ASK FATHER: Where to bow or genuflect in confusing church

Genuflecting2From a reader…

QUAERITUR:

I attend a “modern” church with the traditional long, central aisle. At one end (not the east) is the rose window above the wooden table that serves as an altar (ad popularum). At the other end is the Tabernacle in a small chapel with glass doors. Thus the tabernacle is just about as far from the altar as possible, but can be seen from the aisle through the glass doors. Some folks when they enter genuflect toward the bare altar, and bow when they cross from left to right in front of the altar (on their way to give a reading etc.). Before the consecration shouldn’t they bow toward the Tabernacle, and not the bare altar?

When Constantine legalized Christianity in the 4th c., the Church moved from worshipping in homes, caves, and makeshift gathering spaces into larger venues built (or in some cases, adapted) specifically for the worship of God. In times of persecution, the Church went back to worshipping in whatever space was available.

When persecution comes again (as it will) we’ll do the same.

In the meantime, we have the ability -now – to construct buildings specifically for the worship of God. We have a tradition of such structures, built by our forebears, upon which we can draw. From past constructs we can what works, and what doesn’t work.

We don’t need to re-invent the wheel.

There are those for whom “creativity” means starting with a blank slate, ignoring the past, and creating something altogether new.

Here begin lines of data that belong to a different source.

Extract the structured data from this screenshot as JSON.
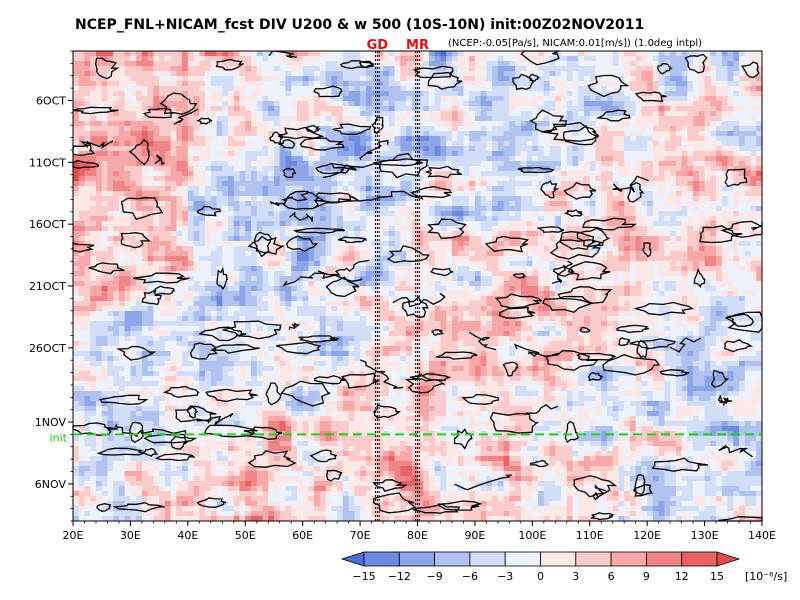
{
  "chart_data": {
    "type": "heatmap",
    "title": "NCEP_FNL+NICAM_fcst DIV U200 & w 500 (10S-10N) init:00Z02NOV2011",
    "subtitle": "(NCEP:-0.05[Pa/s], NICAM:0.01[m/s]) (1.0deg intpl)",
    "x_ticks": [
      "20E",
      "30E",
      "40E",
      "50E",
      "60E",
      "70E",
      "80E",
      "90E",
      "100E",
      "110E",
      "120E",
      "130E",
      "140E"
    ],
    "y_ticks": [
      "6OCT",
      "11OCT",
      "16OCT",
      "21OCT",
      "26OCT",
      "1NOV",
      "6NOV"
    ],
    "xlim": [
      20,
      140
    ],
    "ylim_dates": [
      "2011-10-02",
      "2011-11-09"
    ],
    "markers": [
      {
        "label": "GD",
        "lon": 73
      },
      {
        "label": "MR",
        "lon": 80
      }
    ],
    "init_label": "init",
    "init_date": "2011-11-02",
    "colorbar": {
      "levels": [
        -15,
        -12,
        -9,
        -6,
        -3,
        0,
        3,
        6,
        9,
        12,
        15
      ],
      "labels": [
        "-15",
        "-12",
        "-9",
        "-6",
        "-3",
        "0",
        "3",
        "6",
        "9",
        "12",
        "15"
      ],
      "units": "[10⁻⁶/s]",
      "colors": [
        "#4b6fd8",
        "#6c8ae0",
        "#8da6e8",
        "#b0c2f0",
        "#d2ddf7",
        "#eef2fc",
        "#fde8e8",
        "#fbcaca",
        "#f6a8a8",
        "#ef8585",
        "#e86363",
        "#e24b4b"
      ]
    }
  }
}
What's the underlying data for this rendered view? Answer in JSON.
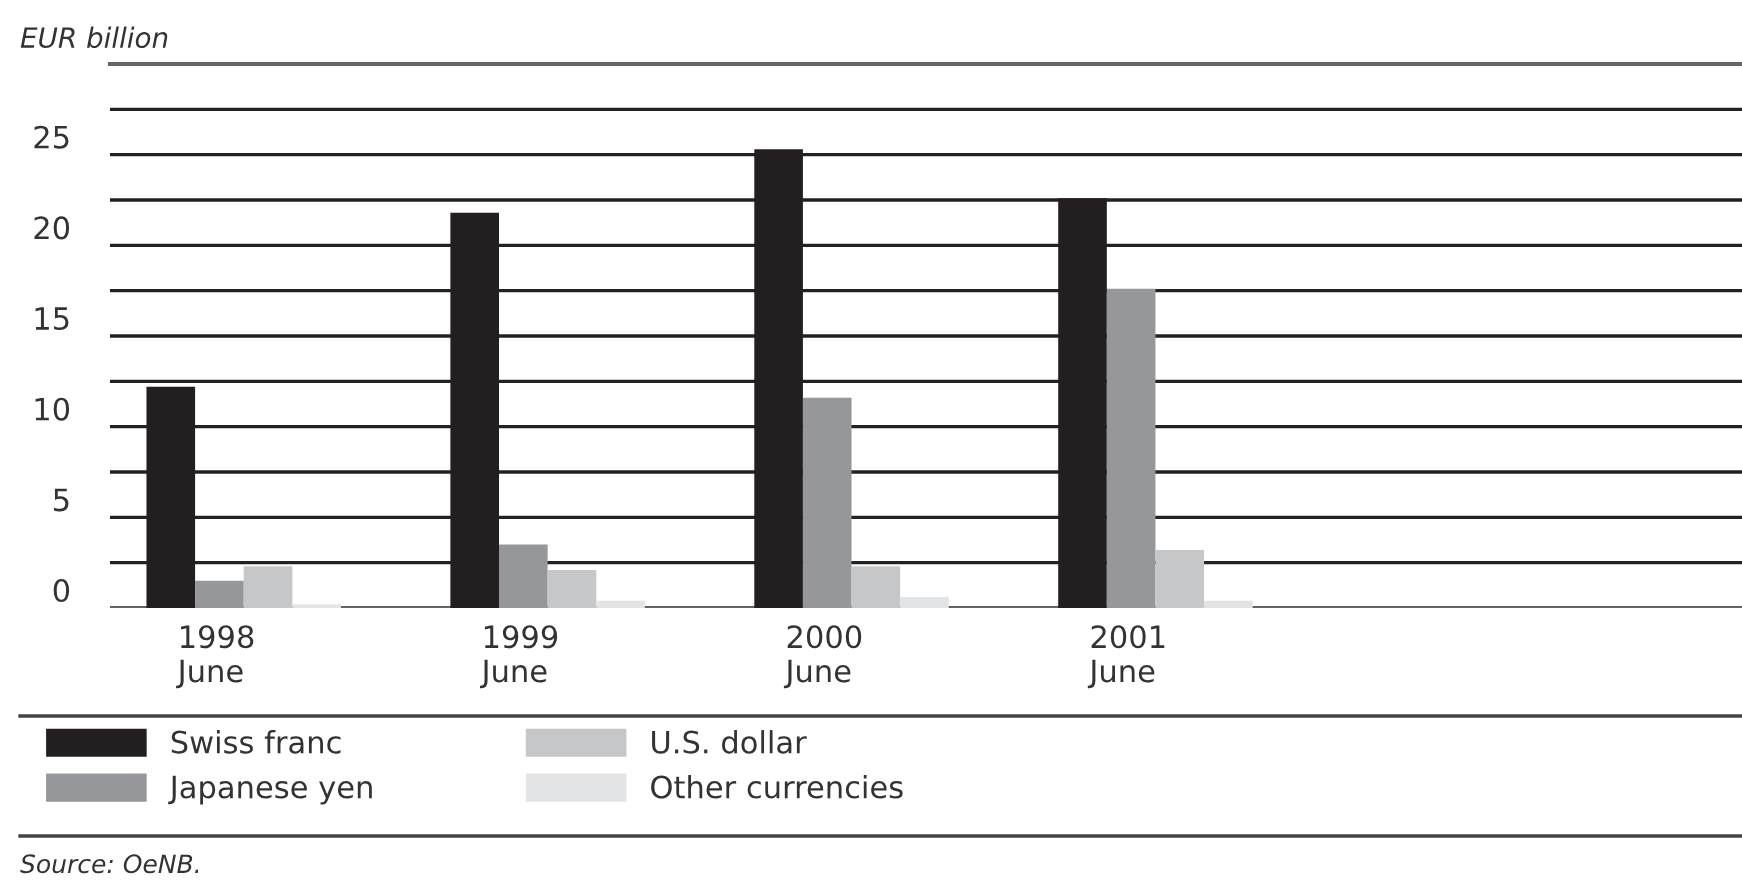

Beauty is irrelevant, what works is cliché, logic is thrown out the window (which usually contains some chips of colored glass in some abstract pattern). It’s a passing trend, but it’s something we have to deal with now.

Two hundred years from now art and architecture students will write theses entitled, “What WERE They Smoking in the 20th – 21st Century?

Reverence should always be shown to Our Lord. He is our Creator and Redeemer. We owe Him EVERYTHING. We genuflect when we pass before the Blessed Sacrament because throwing ourselves prostrate before the Lord of the Universe each and every time we encounter Him would simply be impractical.

Genuflecting3Yet, we also have liturgical law. In a spirit of humility, we should obey liturgical law. After all, the Church, which is properly deputized to do so, puts this in place to govern our actions when we worship God.

The current liturgical law in force for the Ordinary Form of the Roman Rite requires that the ministers genuflect when entering the sanctuary if the Blessed Sacrament is reserved there. They must also genuflect at the end of the Holy Mass as they leave. If the Blessed Sacrament is not reserved in the sanctuary, the ministers bow to the altar. During the Holy Mass, the ministers are instructed to bow to the altar when they pass it.

Happily we also have now the full use of the Extraordinary Form.  It is to be hoped that the Extraordinary Form will exert a powerful “gravitational pull” on the hearts and minds and knees of the faithful, and then upon the rubrics and laws of the Ordinary Form.